A CIGARRA E A FORMIGA

Dona Formiga, nesta redondeza
Rústica
[1] e solitária,
É tida
Como três vezes milionária,
Possuidora de esplêndida riqueza
Que levou a juntar durante toda a vida.

Acostumou-se desde criança à luta,
Ao sol de fogo e à aventura brava.
Vivia a trabalhar heróica e resoluta
[2]
Armazenando tudo o que ganhava.

Hoje está bem, mas é geralmente malquista
[3].
Faltam-lhe uns poucos sentimentos nobres.
É em demasia egoísta
E odeia as raparigas que são pobres.

Dona Cigarra, por exemplo, alheia
[4]
A tudo, vive como pode, à toa...
Canta os dias a fio...
Tem a garganta quase sempre cheia
E quase sempre o estômago vazio...
Entretanto, coitada! É humilde e boa.


Chega a passar misérias, mas que importa?
Só quer que a sua vida não se acabe.
Anda de porta em porta...
Se não trabalha, é só porque não sabe.

Entregou-se de vez à vida airada
[5] e quando
Se lhe fala em riqueza,
Ela responde, trêfega
[6], cantando
Que o seu grande tesouro é a Natureza.

Ora, um dia... (chegara o inverno) a pobre
Foi ter à casa verde da vizinha
E apelou humilhada,
Para o seu grande sentimento nobre:
— “Mate-me a fome cruel que me espezinha
[7],
quero pão e mais nada.”

Mas a irônica amiga,
Impassível
[8], britânica[9], solene[10],
Falou assim:
— “Sou a mesma Formiga
De que falava o velho La Fontaine,
Nada esperes de mim. “

— “Tu, que fizeste na estação ardente
Quando me extenuava
[11], estrada fora?”
— “Eu cantava” — responde-lhe a inocente.
— “Ah! Cantavas? Pois canta e dança agora!”

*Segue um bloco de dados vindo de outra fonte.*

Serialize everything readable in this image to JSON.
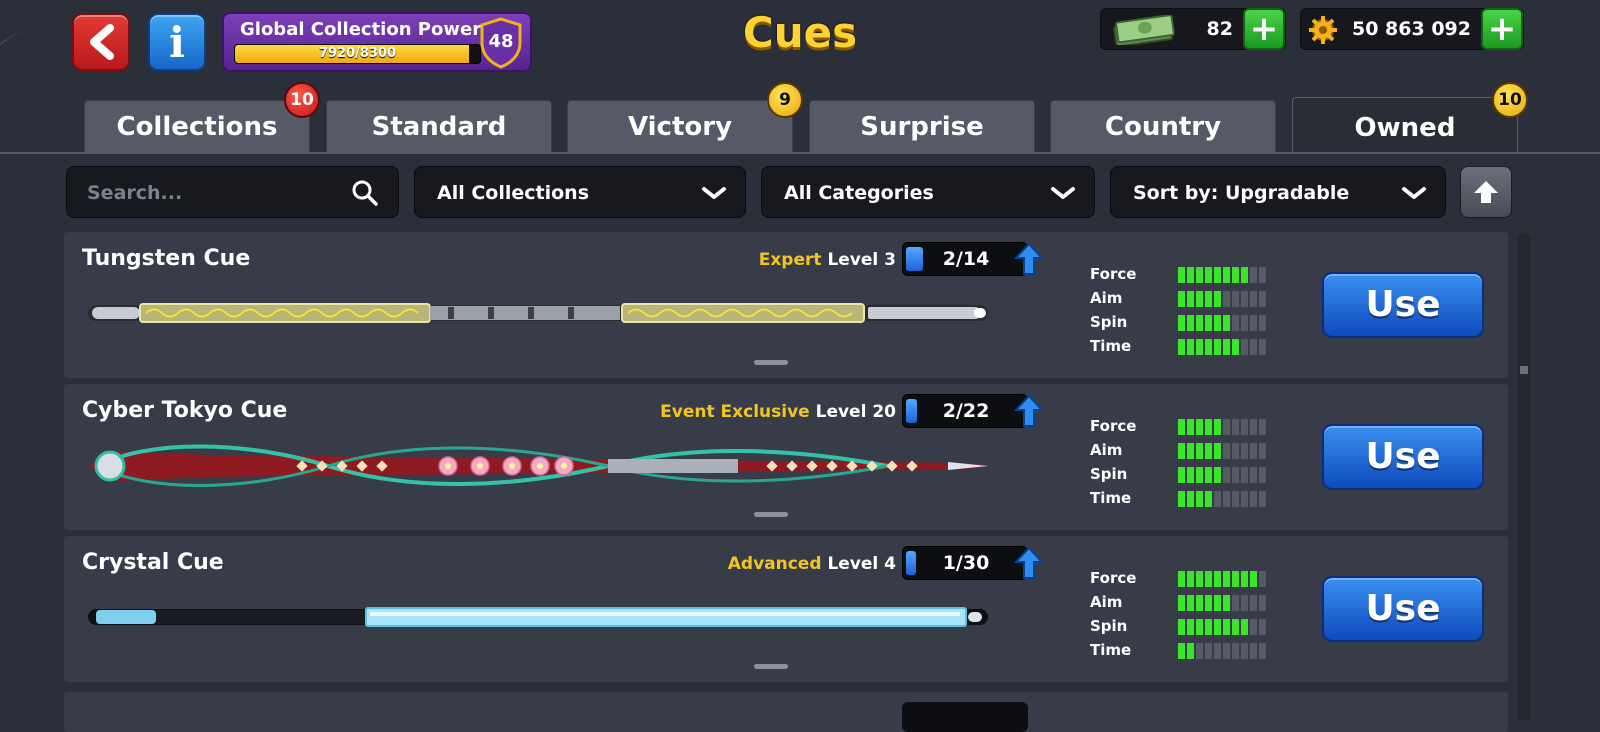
{
  "header": {
    "title": "Cues",
    "global_collection_power": {
      "label": "Global Collection Power",
      "progress_text": "7920/8300",
      "current": 7920,
      "max": 8300,
      "level": "48"
    },
    "cash": {
      "value": "82",
      "icon": "cash-icon"
    },
    "coins": {
      "value": "50 863 092",
      "icon": "coin-icon"
    }
  },
  "tabs": [
    {
      "label": "Collections",
      "badge": "10",
      "badge_color": "red",
      "active": false
    },
    {
      "label": "Standard",
      "badge": "",
      "active": false
    },
    {
      "label": "Victory",
      "badge": "9",
      "badge_color": "gold",
      "active": false
    },
    {
      "label": "Surprise",
      "badge": "",
      "active": false
    },
    {
      "label": "Country",
      "badge": "",
      "active": false
    },
    {
      "label": "Owned",
      "badge": "10",
      "badge_color": "gold",
      "active": true
    }
  ],
  "filters": {
    "search_placeholder": "Search...",
    "collection": "All Collections",
    "category": "All Categories",
    "sort": "Sort by: Upgradable"
  },
  "stat_labels": [
    "Force",
    "Aim",
    "Spin",
    "Time"
  ],
  "cues": [
    {
      "name": "Tungsten Cue",
      "rarity": "Expert",
      "level": "Level 3",
      "progress": "2/14",
      "progress_fraction": 0.14,
      "stats": [
        8,
        5,
        6,
        7
      ],
      "stat_max": 10,
      "button": "Use",
      "style": "tungsten"
    },
    {
      "name": "Cyber Tokyo Cue",
      "rarity": "Event Exclusive",
      "level": "Level 20",
      "progress": "2/22",
      "progress_fraction": 0.09,
      "stats": [
        5,
        5,
        5,
        4
      ],
      "stat_max": 10,
      "button": "Use",
      "style": "tokyo"
    },
    {
      "name": "Crystal Cue",
      "rarity": "Advanced",
      "level": "Level 4",
      "progress": "1/30",
      "progress_fraction": 0.03,
      "stats": [
        9,
        6,
        8,
        2
      ],
      "stat_max": 10,
      "button": "Use",
      "style": "crystal"
    }
  ],
  "colors": {
    "background": "#2b2f3a",
    "card": "#383c48",
    "rarity_text": "#f2c521",
    "stat_on": "#39e52b",
    "title": "#ffd233"
  }
}
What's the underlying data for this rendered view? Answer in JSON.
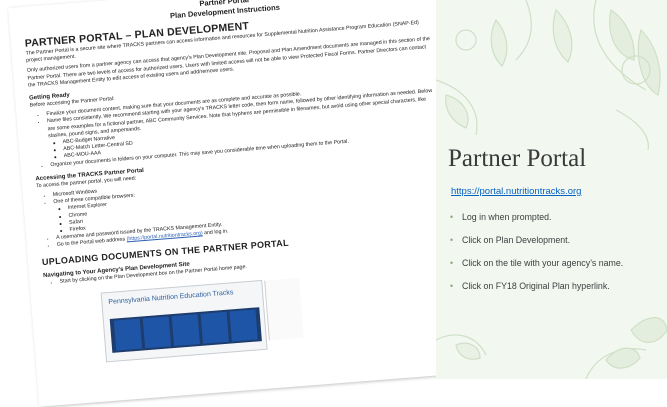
{
  "document": {
    "title_line1": "Partner Portal",
    "title_line2": "Plan Development Instructions",
    "heading": "PARTNER PORTAL – PLAN DEVELOPMENT",
    "intro": "The Partner Portal is a secure site where TRACKS partners can access information and resources for Supplemental Nutrition Assistance Program Education (SNAP-Ed) project management.",
    "access_para": "Only authorized users from a partner agency can access that agency's Plan Development site. Proposal and Plan Amendment documents are managed in this section of the Partner Portal. There are two levels of access for authorized users. Users with limited access will not be able to view Protected Fiscal Forms. Partner Directors can contact the TRACKS Management Entity to edit access of existing users and add/remove users.",
    "getting_ready_heading": "Getting Ready",
    "getting_ready_intro": "Before accessing the Partner Portal:",
    "ready_items": [
      "Finalize your document content, making sure that your documents are as complete and accurate as possible.",
      "Name files consistently. We recommend starting with your agency's TRACKS letter code, then form name, followed by other identifying information as needed. Below are some examples for a fictional partner, ABC Community Services. Note that hyphens are permissible in filenames, but avoid using other special characters, like slashes, pound signs, and ampersands."
    ],
    "filename_examples": [
      "ABC-Budget Narrative",
      "ABC-Match Letter-Central SD",
      "ABC-MOU-AAA"
    ],
    "organize_item": "Organize your documents in folders on your computer. This may save you considerable time when uploading them to the Portal.",
    "accessing_heading": "Accessing the TRACKS Partner Portal",
    "accessing_intro": "To access the partner portal, you will need:",
    "needs": [
      "Microsoft Windows",
      "One of these compatible browsers:"
    ],
    "browsers": [
      "Internet Explorer",
      "Chrome",
      "Safari",
      "Firefox"
    ],
    "needs_more": [
      "A username and password issued by the TRACKS Management Entity.",
      "Go to the Portal web address"
    ],
    "portal_url_in_doc": "(https://portal.nutritiontracks.org)",
    "login_suffix": "and log in.",
    "uploading_heading": "UPLOADING DOCUMENTS ON THE PARTNER PORTAL",
    "navigating_heading": "Navigating to Your Agency's Plan Development Site",
    "navigating_item": "Start by clicking on the Plan Development box on the Partner Portal home page.",
    "screenshot_banner": "Pennsylvania Nutrition Education Tracks"
  },
  "slide": {
    "title": "Partner Portal",
    "link": "https://portal.nutritiontracks.org",
    "bullets": [
      "Log in when prompted.",
      "Click on Plan Development.",
      "Click on the tile with your agency’s name.",
      "Click on FY18 Original Plan hyperlink."
    ]
  },
  "colors": {
    "panel_bg": "#f2f7f0",
    "leaf": "#cfe0c6",
    "link": "#0563c1",
    "title": "#3a3a3a"
  }
}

Deus que ouvira, entretanto,
Sentenciou da alta abóbada
[12] vazia:
Canta, Cigarra, canta que o teu canto
Será teu pão de cada dia.

Esta leda bizarra
[13]
Que o tempo não consome,
Vem aos poetas provar
Que a Cigarra
Nunca mais morreu de fome...
Morre agora é de cantar.



(de Últimas Cigarras, 1920)

[1] RÚSTICO: simples.
[2] RESOLUTO: decidido.
[3] MALQUISTO: a quem não se quer bem; por quem se tem antipatia.
[4] ALHEIO: que não se preocupa com o assunto de que se trata.
[5] AIRADO: vadio, sem responsabilidade.
[6] TRÊFEGO: com graça e manha.
[7] ESPEZINHAR: oprimir, maltratar.
[8] IMPASSÍVEL: que parece não ter sentimento.
[9] BRITÂNICO: calma em que não se demonstram sentimentos.
[10] SOLENE: tratamento formal, sem intimidade.
[11] EXTENUAR: perder as forças, cansar.
[12] ABÓBADA: teto em forma de arco; o céu é a abóbada celeste.
[13] BIZARRO: primoroso, encantador.